Much of that catalogue is knowledge earned through trial and error, by interacting with our tools and with users. Knowing that a daily brief should set a certain focus is not in any base model. And a mature script that queries all the needed integrations at once beats recreating it from scratch every session and repeating the same mistakes until it works.
Why this compounds
Every improvement we make in this category compounds with every new model, every month. It also means we automatically unlock more of each frontier model's capabilities. These investments scale all the way to AGI.

Bets tied to the current shape of LLMs
Some decisions follow the labs' current direction, and might change if the shape of the LLMs they ship changes fundamentally (it hasn't, really, in the last year):
- Memory summary files. Up-to-date, high-quality Markdown files that present the full state of the company, instead of reading tens of thousands of noisy Slack messages. If the labs build continual learning into the models themselves this might become unnecessary, but right now the lab direction doesn't point that way.

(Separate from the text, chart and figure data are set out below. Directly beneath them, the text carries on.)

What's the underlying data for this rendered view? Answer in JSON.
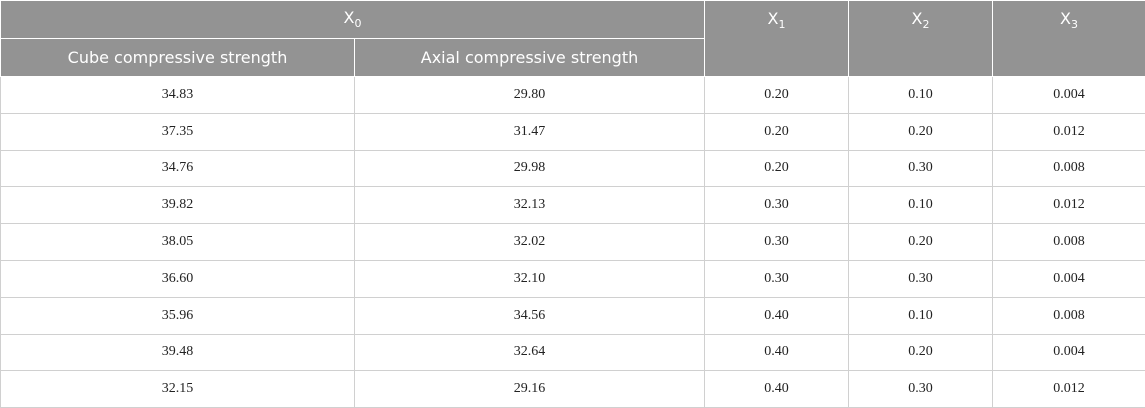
{
  "table": {
    "header": {
      "group": {
        "base": "X",
        "sub": "0"
      },
      "subcolumns": [
        "Cube compressive strength",
        "Axial compressive strength"
      ],
      "columns": [
        {
          "base": "X",
          "sub": "1"
        },
        {
          "base": "X",
          "sub": "2"
        },
        {
          "base": "X",
          "sub": "3"
        }
      ]
    },
    "rows": [
      [
        "34.83",
        "29.80",
        "0.20",
        "0.10",
        "0.004"
      ],
      [
        "37.35",
        "31.47",
        "0.20",
        "0.20",
        "0.012"
      ],
      [
        "34.76",
        "29.98",
        "0.20",
        "0.30",
        "0.008"
      ],
      [
        "39.82",
        "32.13",
        "0.30",
        "0.10",
        "0.012"
      ],
      [
        "38.05",
        "32.02",
        "0.30",
        "0.20",
        "0.008"
      ],
      [
        "36.60",
        "32.10",
        "0.30",
        "0.30",
        "0.004"
      ],
      [
        "35.96",
        "34.56",
        "0.40",
        "0.10",
        "0.008"
      ],
      [
        "39.48",
        "32.64",
        "0.40",
        "0.20",
        "0.004"
      ],
      [
        "32.15",
        "29.16",
        "0.40",
        "0.30",
        "0.012"
      ]
    ]
  }
}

- Compaction checklists. Carefully deciding what carries over into the next session. Even with very large context windows you'll likely still need compaction. It might fall away at some point, or be replaced by something more native (e.g. token compression in token space on the provider side).

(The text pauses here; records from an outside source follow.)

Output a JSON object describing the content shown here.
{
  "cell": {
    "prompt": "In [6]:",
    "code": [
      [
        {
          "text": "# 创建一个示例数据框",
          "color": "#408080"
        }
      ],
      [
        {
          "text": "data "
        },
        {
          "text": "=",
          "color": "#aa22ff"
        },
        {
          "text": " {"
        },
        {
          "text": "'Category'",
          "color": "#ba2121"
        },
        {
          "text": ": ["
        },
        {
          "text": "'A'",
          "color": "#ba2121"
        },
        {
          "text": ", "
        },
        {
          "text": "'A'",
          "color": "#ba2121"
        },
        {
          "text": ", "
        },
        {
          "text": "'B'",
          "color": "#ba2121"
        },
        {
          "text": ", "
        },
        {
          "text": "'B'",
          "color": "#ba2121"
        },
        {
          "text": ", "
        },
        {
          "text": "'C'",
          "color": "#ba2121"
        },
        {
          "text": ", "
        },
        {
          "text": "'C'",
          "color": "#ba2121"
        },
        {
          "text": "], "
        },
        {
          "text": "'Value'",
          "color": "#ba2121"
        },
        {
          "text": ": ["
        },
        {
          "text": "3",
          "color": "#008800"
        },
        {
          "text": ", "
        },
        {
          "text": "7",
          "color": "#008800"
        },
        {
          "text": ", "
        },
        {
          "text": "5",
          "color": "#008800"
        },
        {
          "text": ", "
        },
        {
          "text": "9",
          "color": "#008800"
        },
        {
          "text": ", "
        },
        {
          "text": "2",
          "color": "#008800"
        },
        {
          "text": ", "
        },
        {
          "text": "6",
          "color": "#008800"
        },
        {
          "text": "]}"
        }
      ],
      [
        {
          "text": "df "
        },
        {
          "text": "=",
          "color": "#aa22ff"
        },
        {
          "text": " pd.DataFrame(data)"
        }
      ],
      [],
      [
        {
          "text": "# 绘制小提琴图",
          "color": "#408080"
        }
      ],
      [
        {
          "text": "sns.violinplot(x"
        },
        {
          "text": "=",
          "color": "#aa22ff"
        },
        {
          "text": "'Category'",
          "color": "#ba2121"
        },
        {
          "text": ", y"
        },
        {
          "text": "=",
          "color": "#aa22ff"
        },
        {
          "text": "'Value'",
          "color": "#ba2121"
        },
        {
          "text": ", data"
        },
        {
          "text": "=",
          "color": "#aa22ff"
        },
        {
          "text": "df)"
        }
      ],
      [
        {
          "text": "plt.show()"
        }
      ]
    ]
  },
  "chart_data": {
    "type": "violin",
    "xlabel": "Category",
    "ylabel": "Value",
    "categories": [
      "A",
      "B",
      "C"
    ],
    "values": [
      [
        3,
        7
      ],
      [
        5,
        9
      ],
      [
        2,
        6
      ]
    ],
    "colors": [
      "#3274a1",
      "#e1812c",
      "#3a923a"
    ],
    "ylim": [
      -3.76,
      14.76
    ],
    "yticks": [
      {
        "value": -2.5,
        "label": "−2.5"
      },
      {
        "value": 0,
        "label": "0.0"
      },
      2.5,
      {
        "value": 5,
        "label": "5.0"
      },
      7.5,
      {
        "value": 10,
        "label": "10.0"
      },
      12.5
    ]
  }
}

Bridging the gap to Fable 10
There's still a gap between what current models can do and what Fable 10 will be able to do. How do we deal with it without accumulating short-term fixes or needing to rebuild our harness every month? In this order:
- Model-specific system prompt changes. When a specific model shows behaviour we don't want (too little searching, not finishing tasks fully, too little checking in with users, a suboptimal writing or communication style), we iterate on model-specific prompt sections: against our benchmarks before we roll a new model out, and after rollout on failures we see in production. This work is necessary anyway: models differ in behaviour, and we want to abstract those differences away from our customers.

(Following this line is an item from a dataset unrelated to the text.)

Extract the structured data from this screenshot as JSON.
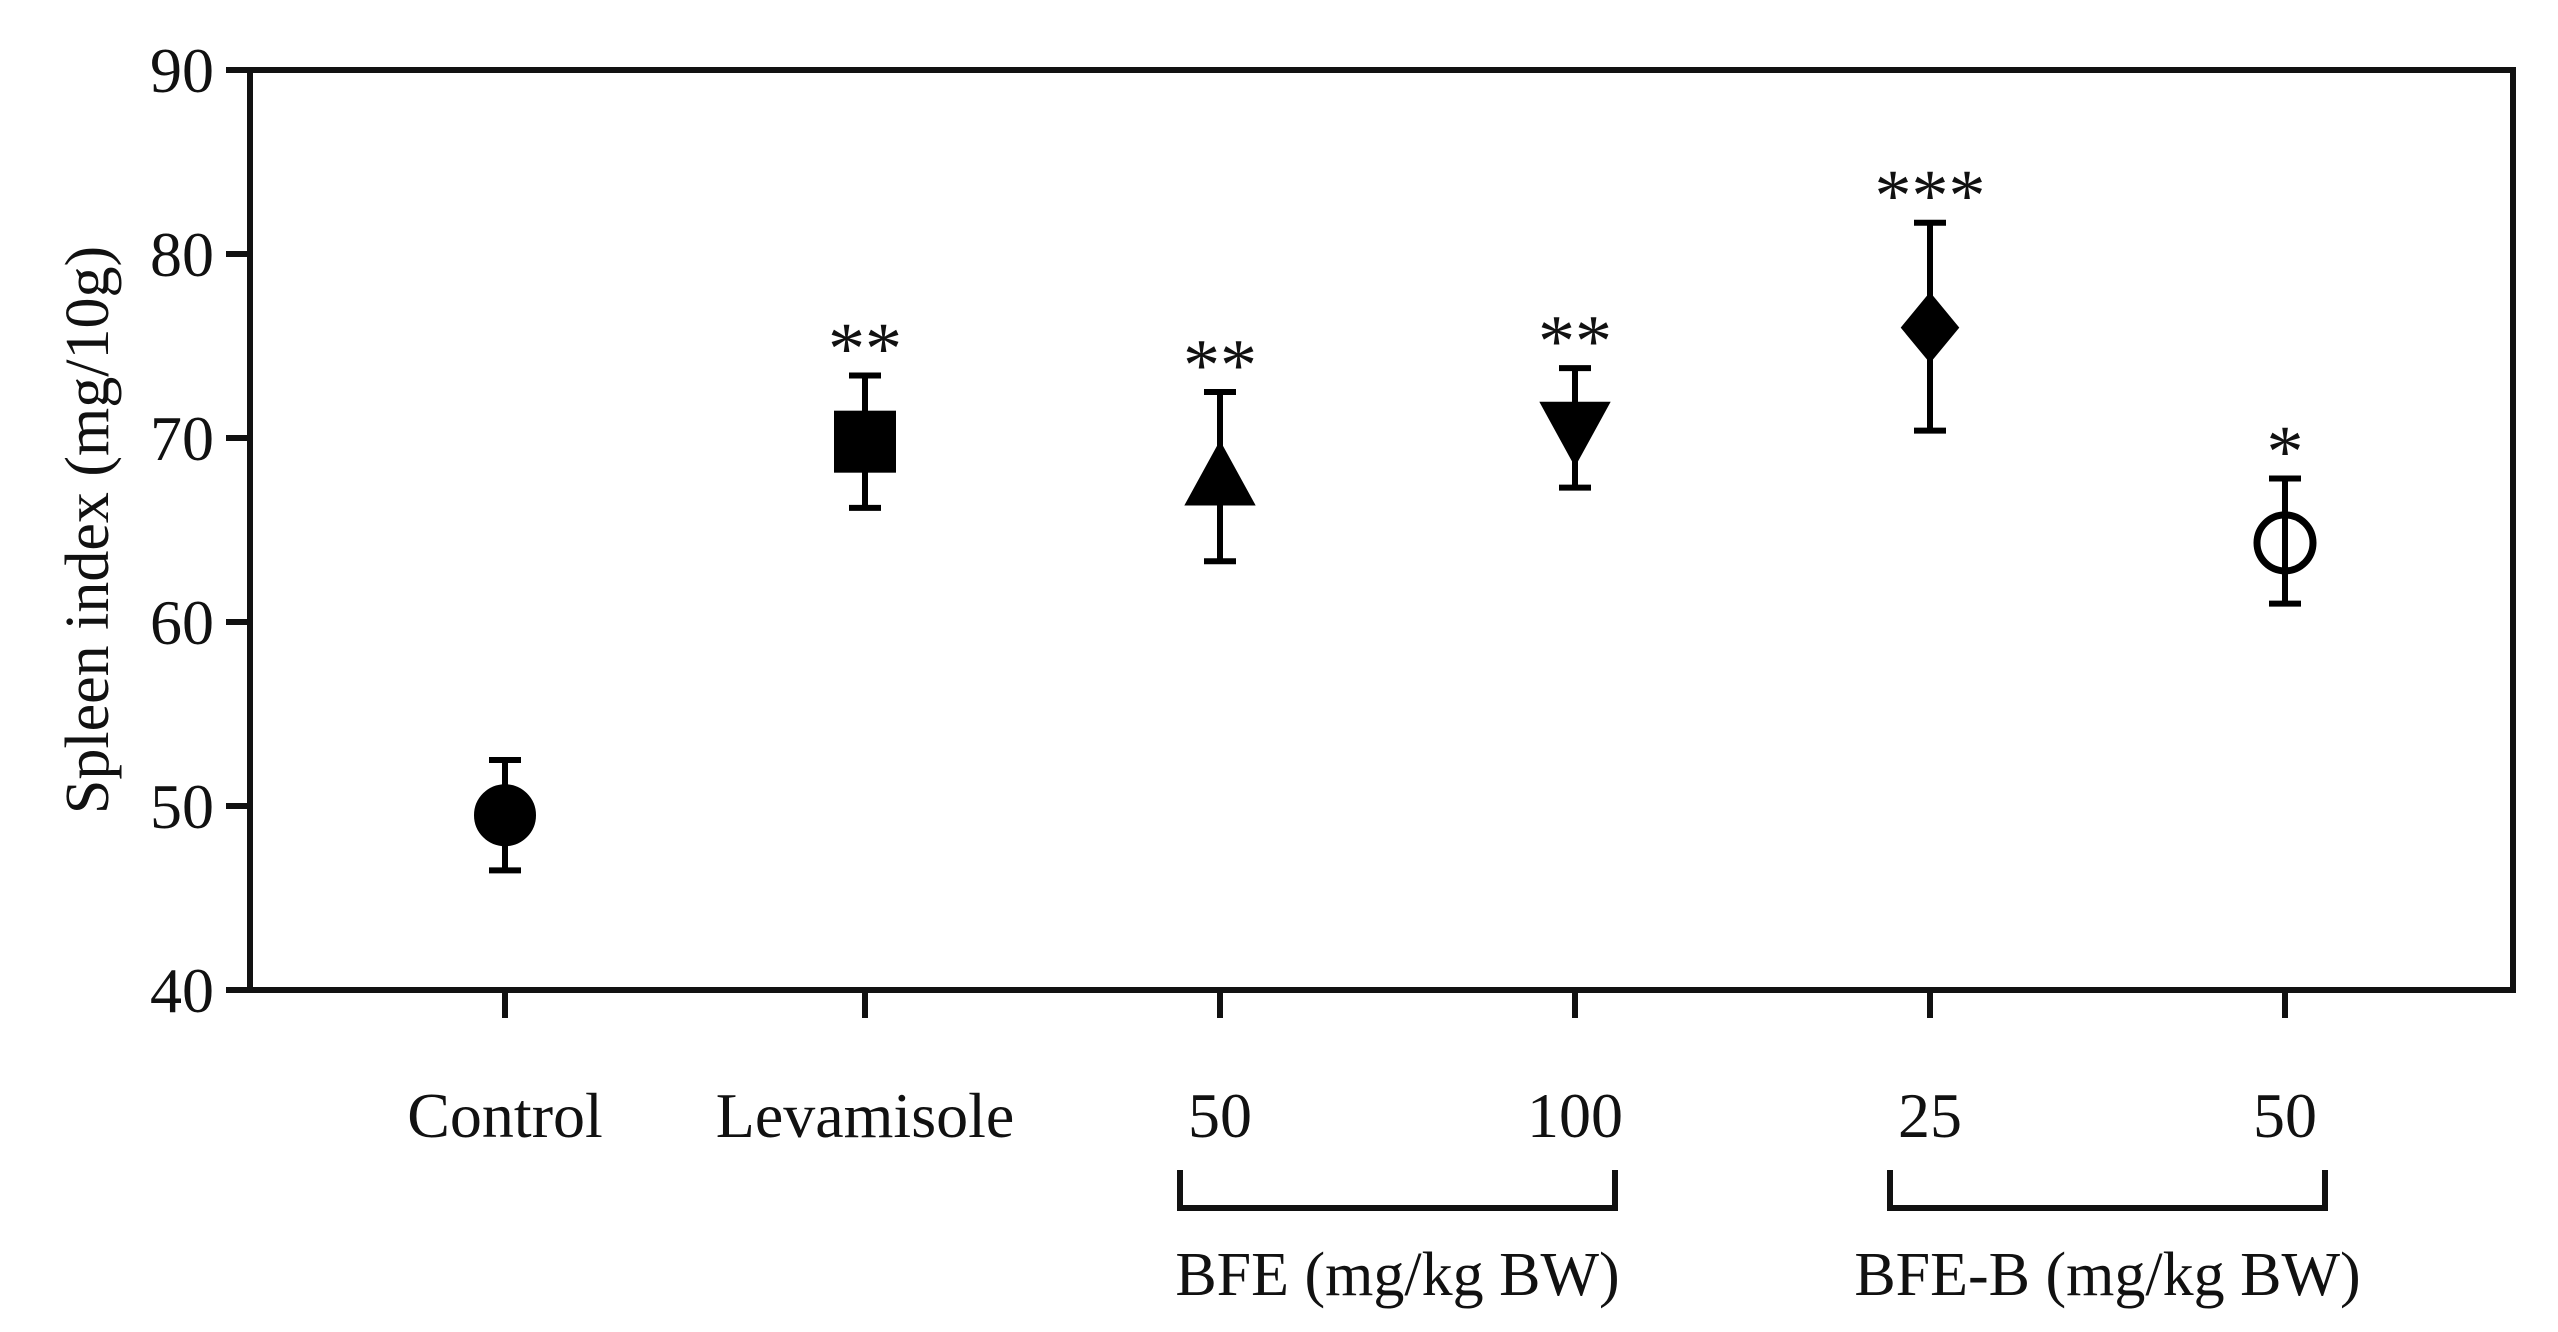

- Harness adaptations and hacks (no longer necessary). Pre-Opus 4.5, models had major reliability issues, and you could eke out performance by rerunning agents at the end, injecting additional context based on heuristics, or re-triggering the model on its last turn to double-check its work. There are still places where you could patch model behaviour this way, like keeping a model family from quitting tasks too early, which is far less of a problem with the latest generation (Fable 5, GPT-5.6). We don't need these anymore, and we avoid adding them to the Viktor harness. They complicate the architecture, make failure cases harder to reason about, and add moving pieces. If a model needs a final validation step, a model-specific system prompt section covers it, and we can simply drop that section for the next model generation that doesn't. Complexity rises much more in harness space than in prompt space.

TL;DR
- We build Viktor for the models that are coming, not the ones we have.
- Every harness decision gets one test: will this still be useful for Fable 10? If yes, we build it.
- We give the model open-ended code primitives (tools available as code, a shared filesystem, crons, waits, subagents) and let it decide how to use them.
- Where today's models fall short, we compensate with model-specific system prompt sections that we can drop when the next generation doesn't need them.
- Everything that passes the test compounds with every new model release, all the way to AGI.